Pour plus de précisions techniques et chiffrées, voir :
http://www.global-chance.org/spip.php?article83
# Au bout de 100 ans, a rappelé M. Le Treut, le méthane (CH4) a un potentiel de réchauffement planétaire 21 fois plus élevé que celui du CO2. Mais à moyen terme, son impact climatique est bien plus fort que celui du gaz carbonique. Ainsi en 2020, le potentiel de réchauffement planétaire d’une tonne de CH4 émise en 2000 sera 72 fois plus élevé que celui d’une tonne de CO2 envoyée la même année dans l’atmosphère. Conclusion : compte tenu de l’accélération de l’effet de serre et de l’urgence de le combattre, il ne faut pas seulement combattre le CO2 mais aussi les autres GES. Il faut notamment donner une plus grande importance aux réductions de CH4, qui seront bénéfiques pour l’atmosphère à relativement brève échéance. #
# La recommandation européenne de stabilisation à « 450 ppmv d’équivalent CO2 » (nécessaire pour limiter le réchauffement à 2 degrés) s’appuie sur ces scénarios détaillés prenant en compte le rôle de chaque gaz. En effet, une division par deux des émissions de CO2 ne permettra pas d’atteindre à elle seule la cible de 450 ppmv. Il faut un effort concomitant sur les autres gaz. La stabilisation à 450 peut être atteinte, par exemple, en combinant = une division par deux des émissions de CO2 + une réduction de 30 % des émissions de méthane + une réduction d’autant de protoxyde d’azote d'ici 2050 (par rapport à 1990).

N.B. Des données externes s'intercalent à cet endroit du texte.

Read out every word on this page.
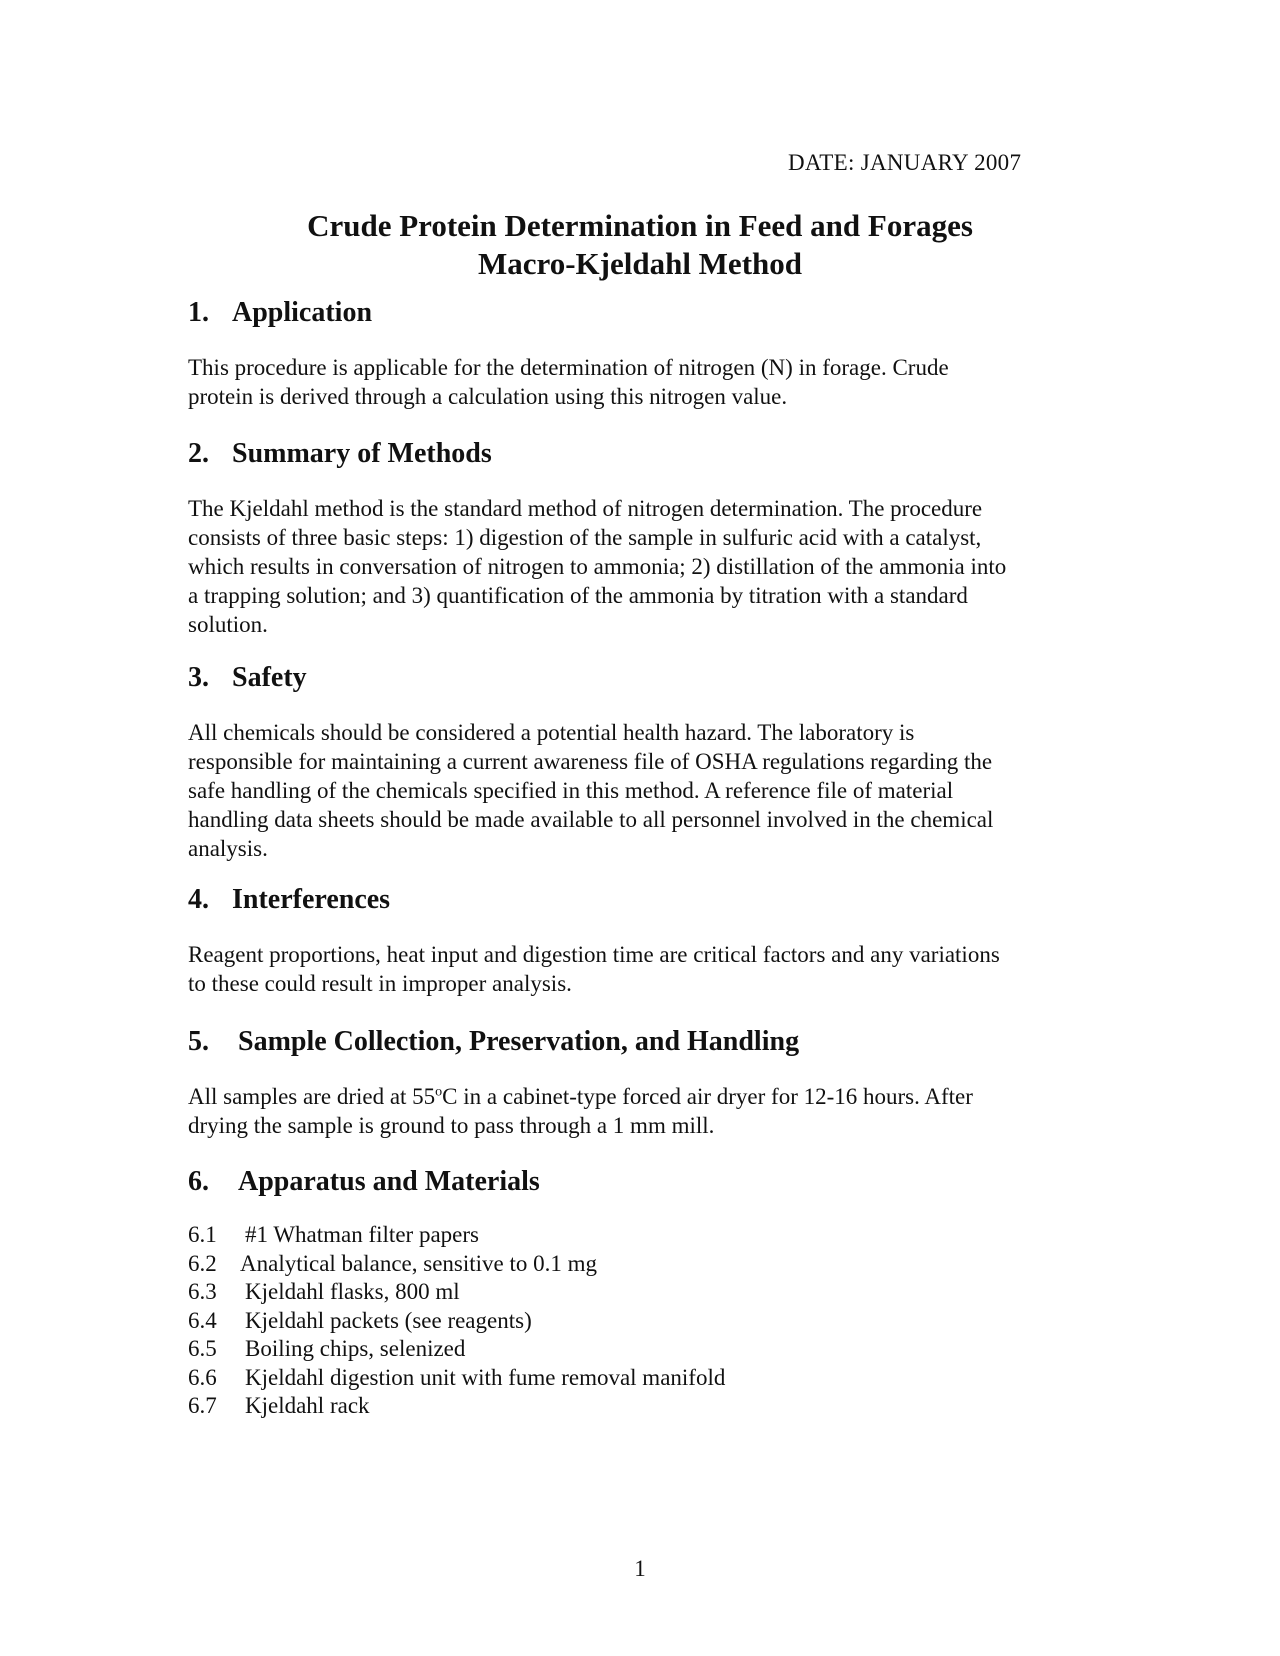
DATE: JANUARY 2007
Crude Protein Determination in Feed and Forages
Macro-Kjeldahl Method
1. Application

This procedure is applicable for the determination of nitrogen (N) in forage. Crude

protein is derived through a calculation using this nitrogen value.

2. Summary of Methods

The Kjeldahl method is the standard method of nitrogen determination. The procedure

consists of three basic steps: 1) digestion of the sample in sulfuric acid with a catalyst,

which results in conversation of nitrogen to ammonia; 2) distillation of the ammonia into

a trapping solution; and 3) quantification of the ammonia by titration with a standard

solution.

3. Safety

All chemicals should be considered a potential health hazard. The laboratory is

responsible for maintaining a current awareness file of OSHA regulations regarding the

safe handling of the chemicals specified in this method. A reference file of material

handling data sheets should be made available to all personnel involved in the chemical

analysis.

4. Interferences

Reagent proportions, heat input and digestion time are critical factors and any variations

to these could result in improper analysis.

5. Sample Collection, Preservation, and Handling

All samples are dried at 55$^o$C in a cabinet-type forced air dryer for 12-16 hours. After

drying the sample is ground to pass through a 1 mm mill.

6. Apparatus and Materials
6.1 #1 Whatman filter papers
6.2 Analytical balance, sensitive to 0.1 mg
6.3 Kjeldahl flasks, 800 ml
6.4 Kjeldahl packets (see reagents)
6.5 Boiling chips, selenized
6.6 Kjeldahl digestion unit with fume removal manifold
6.7 Kjeldahl rack
1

Pourtant seuls les efforts de réduction du CO2 sont cités dans la suite du texte du Conseil européen. De même, dans les conclusions du Grenelle de l'environnement, après l'affirmation de la volonté de se conformer aux recommandations de l'UE, les mesures proposées concernent exclusivement la réduction des émissions du CO2, sans qu'une seule fois le document final ne mentionne le méthane. Ce manque d'intérêt apparent pour le méthane ou les autres gaz à effet de serre est sans doute à mettre en relation avec l'usage d'outils comptables très simplifiés destinés à évaluer leur rôle dans les politiques de réduction. Tellement simplifiés qu'ils en deviennent erronés quand il s'agit de chiffrer les émissions des différents gaz en tonnes d'équivalent CO2. #
(D'après Benjamin Dessus, Bernard Laponche, Hervé Le Treut. La Recherche n°417. 01/03/2008. Et site Global Chance)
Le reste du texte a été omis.